Specifically, Nuryl focuses on “High Information Music” – it’s not playing pop songs, Mozart, or Led Zeppelin. This kind of music is designed to be unpredictable and complex so that it stimulates the baby’s brain as much as possible. Rick Beato, one of the founders of Nuryl, credits this musical stimulation for his son developing perfect pitch, advanced math skills, and other cognitive benefits.
Ok, So Does It Work?
You’ve probably heard about people playing music for the baby through headphones placed on the belly. Some people argue that exposing your little one to music in the womb can help stimulate brain development – they suggest that babies recognize those tunes after birth and sometimes breathe or move in time to the music even in the womb.
The evidence for these claims mostly comes from studies on older children, since it’s not really possible to study the cognitive abilities of babies in the womb. For example, one study found that 3- and 4- year olds that took piano lessons had stronger spatial-temporal reasoning skills than children that didn’t have that training. Other studies have found that children who take music lessons before the age of 12 tend to have stronger vocabularies and math skills than their non-musical counterparts.
So, does playing music for your baby in the womb work? There honestly isn’t much evidence one way or the other. Experts generally agree that playing music for your child after birth is helpful, as is teaching them to play an instrument. But as far as womb tunes go, the jury is out.
How To Try It… Safely
While there’s not much evidence one way or the other about whether music or apps like Nuryl can make your baby smarter, there are some potential risks if you’re planning on using belly earphones.
For one, remember to keep the volume down. It’s easy to think that you have to crank it up in order for the sound to get through, but amniotic fluid actually transmits sound really well.

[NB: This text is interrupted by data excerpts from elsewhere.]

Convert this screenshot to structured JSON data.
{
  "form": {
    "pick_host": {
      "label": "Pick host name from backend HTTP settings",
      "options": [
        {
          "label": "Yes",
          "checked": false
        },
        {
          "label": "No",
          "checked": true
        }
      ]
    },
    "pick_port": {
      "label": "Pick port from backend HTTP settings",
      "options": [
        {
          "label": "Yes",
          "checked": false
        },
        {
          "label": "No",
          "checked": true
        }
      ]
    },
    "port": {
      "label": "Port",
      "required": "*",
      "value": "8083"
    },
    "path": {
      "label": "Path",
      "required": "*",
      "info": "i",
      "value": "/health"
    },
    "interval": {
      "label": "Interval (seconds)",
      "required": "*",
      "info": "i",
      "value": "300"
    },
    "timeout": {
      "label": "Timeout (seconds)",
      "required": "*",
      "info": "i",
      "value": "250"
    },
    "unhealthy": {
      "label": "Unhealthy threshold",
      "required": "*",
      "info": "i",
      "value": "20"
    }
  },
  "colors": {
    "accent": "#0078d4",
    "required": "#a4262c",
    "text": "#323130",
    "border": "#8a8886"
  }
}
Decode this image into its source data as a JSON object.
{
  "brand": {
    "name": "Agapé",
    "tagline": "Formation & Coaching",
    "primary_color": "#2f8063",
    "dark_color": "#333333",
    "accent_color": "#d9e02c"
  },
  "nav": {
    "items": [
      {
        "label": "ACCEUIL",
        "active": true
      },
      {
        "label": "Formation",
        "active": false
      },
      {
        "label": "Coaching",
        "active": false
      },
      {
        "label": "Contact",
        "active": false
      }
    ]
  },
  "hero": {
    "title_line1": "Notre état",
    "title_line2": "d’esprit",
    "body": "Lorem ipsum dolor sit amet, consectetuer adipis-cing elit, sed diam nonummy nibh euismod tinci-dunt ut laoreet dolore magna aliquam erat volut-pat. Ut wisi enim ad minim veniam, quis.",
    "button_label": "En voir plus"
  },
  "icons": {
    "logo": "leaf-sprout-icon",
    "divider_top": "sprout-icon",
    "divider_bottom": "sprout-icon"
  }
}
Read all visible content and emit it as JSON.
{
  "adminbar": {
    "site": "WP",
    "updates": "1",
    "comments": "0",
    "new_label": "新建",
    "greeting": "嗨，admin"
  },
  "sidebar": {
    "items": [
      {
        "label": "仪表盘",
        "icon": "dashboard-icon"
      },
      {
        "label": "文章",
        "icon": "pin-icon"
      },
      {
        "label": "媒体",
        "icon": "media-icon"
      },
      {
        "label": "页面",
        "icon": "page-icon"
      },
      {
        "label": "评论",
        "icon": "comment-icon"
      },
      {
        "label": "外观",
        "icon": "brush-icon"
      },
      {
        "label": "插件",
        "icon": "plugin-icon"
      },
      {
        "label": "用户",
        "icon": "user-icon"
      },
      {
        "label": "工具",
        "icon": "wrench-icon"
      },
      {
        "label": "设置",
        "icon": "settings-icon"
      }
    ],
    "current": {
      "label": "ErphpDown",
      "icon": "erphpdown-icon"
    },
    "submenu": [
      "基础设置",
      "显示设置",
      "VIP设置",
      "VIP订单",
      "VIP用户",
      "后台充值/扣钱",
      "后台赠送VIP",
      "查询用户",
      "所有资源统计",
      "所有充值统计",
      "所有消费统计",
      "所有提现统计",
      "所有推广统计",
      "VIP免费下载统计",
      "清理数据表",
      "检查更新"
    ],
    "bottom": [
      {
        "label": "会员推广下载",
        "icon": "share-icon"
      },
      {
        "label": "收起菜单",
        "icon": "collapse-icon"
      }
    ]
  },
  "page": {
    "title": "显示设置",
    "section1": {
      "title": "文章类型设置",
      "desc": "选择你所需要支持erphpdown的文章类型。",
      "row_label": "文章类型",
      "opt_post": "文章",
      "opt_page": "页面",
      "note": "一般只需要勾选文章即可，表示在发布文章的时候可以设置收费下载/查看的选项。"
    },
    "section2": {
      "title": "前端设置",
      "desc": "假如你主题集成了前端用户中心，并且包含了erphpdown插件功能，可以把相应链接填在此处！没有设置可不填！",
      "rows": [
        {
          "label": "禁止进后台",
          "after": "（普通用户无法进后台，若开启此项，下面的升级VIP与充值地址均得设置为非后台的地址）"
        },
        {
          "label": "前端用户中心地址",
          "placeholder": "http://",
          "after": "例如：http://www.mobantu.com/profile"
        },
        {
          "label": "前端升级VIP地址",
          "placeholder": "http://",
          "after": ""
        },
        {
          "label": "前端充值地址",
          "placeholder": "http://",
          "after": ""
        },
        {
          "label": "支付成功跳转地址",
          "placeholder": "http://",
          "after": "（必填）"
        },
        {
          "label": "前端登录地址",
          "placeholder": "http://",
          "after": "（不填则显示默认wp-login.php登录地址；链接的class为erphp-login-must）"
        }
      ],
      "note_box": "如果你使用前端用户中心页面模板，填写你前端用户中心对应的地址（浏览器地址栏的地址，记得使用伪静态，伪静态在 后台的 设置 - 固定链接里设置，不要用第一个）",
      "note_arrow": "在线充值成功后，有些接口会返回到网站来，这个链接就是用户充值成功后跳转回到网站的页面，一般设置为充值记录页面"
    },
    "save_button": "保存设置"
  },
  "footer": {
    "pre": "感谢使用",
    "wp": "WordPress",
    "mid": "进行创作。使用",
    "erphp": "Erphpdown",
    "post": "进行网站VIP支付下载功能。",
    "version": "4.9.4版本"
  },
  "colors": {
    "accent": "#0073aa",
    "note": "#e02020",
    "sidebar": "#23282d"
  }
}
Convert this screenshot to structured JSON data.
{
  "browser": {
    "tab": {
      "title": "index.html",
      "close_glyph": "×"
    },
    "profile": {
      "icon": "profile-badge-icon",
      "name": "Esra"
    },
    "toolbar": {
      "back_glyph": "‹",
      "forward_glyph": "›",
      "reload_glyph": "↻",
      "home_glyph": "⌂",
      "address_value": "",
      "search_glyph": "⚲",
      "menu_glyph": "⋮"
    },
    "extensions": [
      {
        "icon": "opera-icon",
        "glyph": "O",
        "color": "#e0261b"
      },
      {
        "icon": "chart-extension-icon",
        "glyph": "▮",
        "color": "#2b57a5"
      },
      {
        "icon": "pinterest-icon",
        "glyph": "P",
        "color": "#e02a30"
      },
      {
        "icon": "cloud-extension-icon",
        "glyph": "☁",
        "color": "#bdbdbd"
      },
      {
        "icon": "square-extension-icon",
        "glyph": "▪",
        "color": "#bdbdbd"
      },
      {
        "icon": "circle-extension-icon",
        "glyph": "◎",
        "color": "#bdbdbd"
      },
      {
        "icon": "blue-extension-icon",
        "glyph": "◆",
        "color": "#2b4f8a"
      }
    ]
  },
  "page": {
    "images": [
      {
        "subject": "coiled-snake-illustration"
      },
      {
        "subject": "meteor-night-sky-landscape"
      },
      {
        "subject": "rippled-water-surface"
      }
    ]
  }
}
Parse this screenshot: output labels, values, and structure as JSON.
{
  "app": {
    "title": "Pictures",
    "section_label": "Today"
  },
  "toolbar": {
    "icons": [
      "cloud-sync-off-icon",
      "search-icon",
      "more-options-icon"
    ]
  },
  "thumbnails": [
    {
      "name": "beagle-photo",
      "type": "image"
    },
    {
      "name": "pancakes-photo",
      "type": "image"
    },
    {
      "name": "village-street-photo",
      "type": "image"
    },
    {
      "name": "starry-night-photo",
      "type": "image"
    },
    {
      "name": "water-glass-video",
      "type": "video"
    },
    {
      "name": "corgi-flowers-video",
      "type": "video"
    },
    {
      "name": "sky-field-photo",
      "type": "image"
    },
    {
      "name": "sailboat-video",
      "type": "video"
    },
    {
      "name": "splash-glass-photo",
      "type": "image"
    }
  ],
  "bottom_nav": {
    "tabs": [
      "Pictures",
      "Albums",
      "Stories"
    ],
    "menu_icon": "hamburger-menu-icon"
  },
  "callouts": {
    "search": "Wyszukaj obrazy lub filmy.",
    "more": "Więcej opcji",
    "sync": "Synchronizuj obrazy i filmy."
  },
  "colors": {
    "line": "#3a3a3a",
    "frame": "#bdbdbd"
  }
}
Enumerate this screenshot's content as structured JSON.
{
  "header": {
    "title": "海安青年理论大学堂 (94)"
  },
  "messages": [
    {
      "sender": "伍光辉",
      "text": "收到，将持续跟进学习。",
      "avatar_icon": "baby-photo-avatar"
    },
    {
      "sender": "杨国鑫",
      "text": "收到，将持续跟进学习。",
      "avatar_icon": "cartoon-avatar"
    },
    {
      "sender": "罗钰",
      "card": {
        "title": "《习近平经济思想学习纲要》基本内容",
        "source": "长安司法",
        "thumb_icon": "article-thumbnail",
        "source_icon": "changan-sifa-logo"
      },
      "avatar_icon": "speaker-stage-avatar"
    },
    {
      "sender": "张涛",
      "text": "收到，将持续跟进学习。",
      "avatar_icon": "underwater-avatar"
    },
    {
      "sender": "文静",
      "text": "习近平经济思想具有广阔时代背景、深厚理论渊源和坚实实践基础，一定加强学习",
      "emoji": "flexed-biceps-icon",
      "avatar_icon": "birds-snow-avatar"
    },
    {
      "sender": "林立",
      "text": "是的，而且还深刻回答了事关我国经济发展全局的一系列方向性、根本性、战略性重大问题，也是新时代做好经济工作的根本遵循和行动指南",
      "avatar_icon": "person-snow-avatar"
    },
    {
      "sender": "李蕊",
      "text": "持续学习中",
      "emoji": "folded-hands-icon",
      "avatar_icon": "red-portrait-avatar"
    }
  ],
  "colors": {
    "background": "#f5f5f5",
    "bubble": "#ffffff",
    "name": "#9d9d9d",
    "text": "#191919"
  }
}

Playing music too loud can overstimulate and frighten the baby. That kind of fetal stress can cause other health problems. For example, one study found that babies that were constantly exposed to loud noises during pregnancy were more likely to be preterm, underweight, and suffer from hearing loss. Note that those results weren’t typical for people going to the occasional concert; they were more focused on people that work in fields that involve a lot of noise. So feel free to slap on the headphones, but keep the music down. If you put the earphones on your own ears, it should be no louder than the sound of a washing machine.
In addition to the volume issue, keep an eye on the kind of music you’re playing. Studies in plants and animals have found that calming and harmonious music is helpful and discordant or chaotic music isn’t – it can stunt plant growth and make cows produce less milk. So consider keeping the tunes kid-friendly, with plenty of melody.
Tunes for Tots
All in all, there’s probably no harm in trying a product like Nuryl out. As with anything to do with your pregnancy, you should talk to your doctor beforehand. And regardless of whether you crank up the jams while your little one is still in the womb, a musical world after birth is definitely a good thing.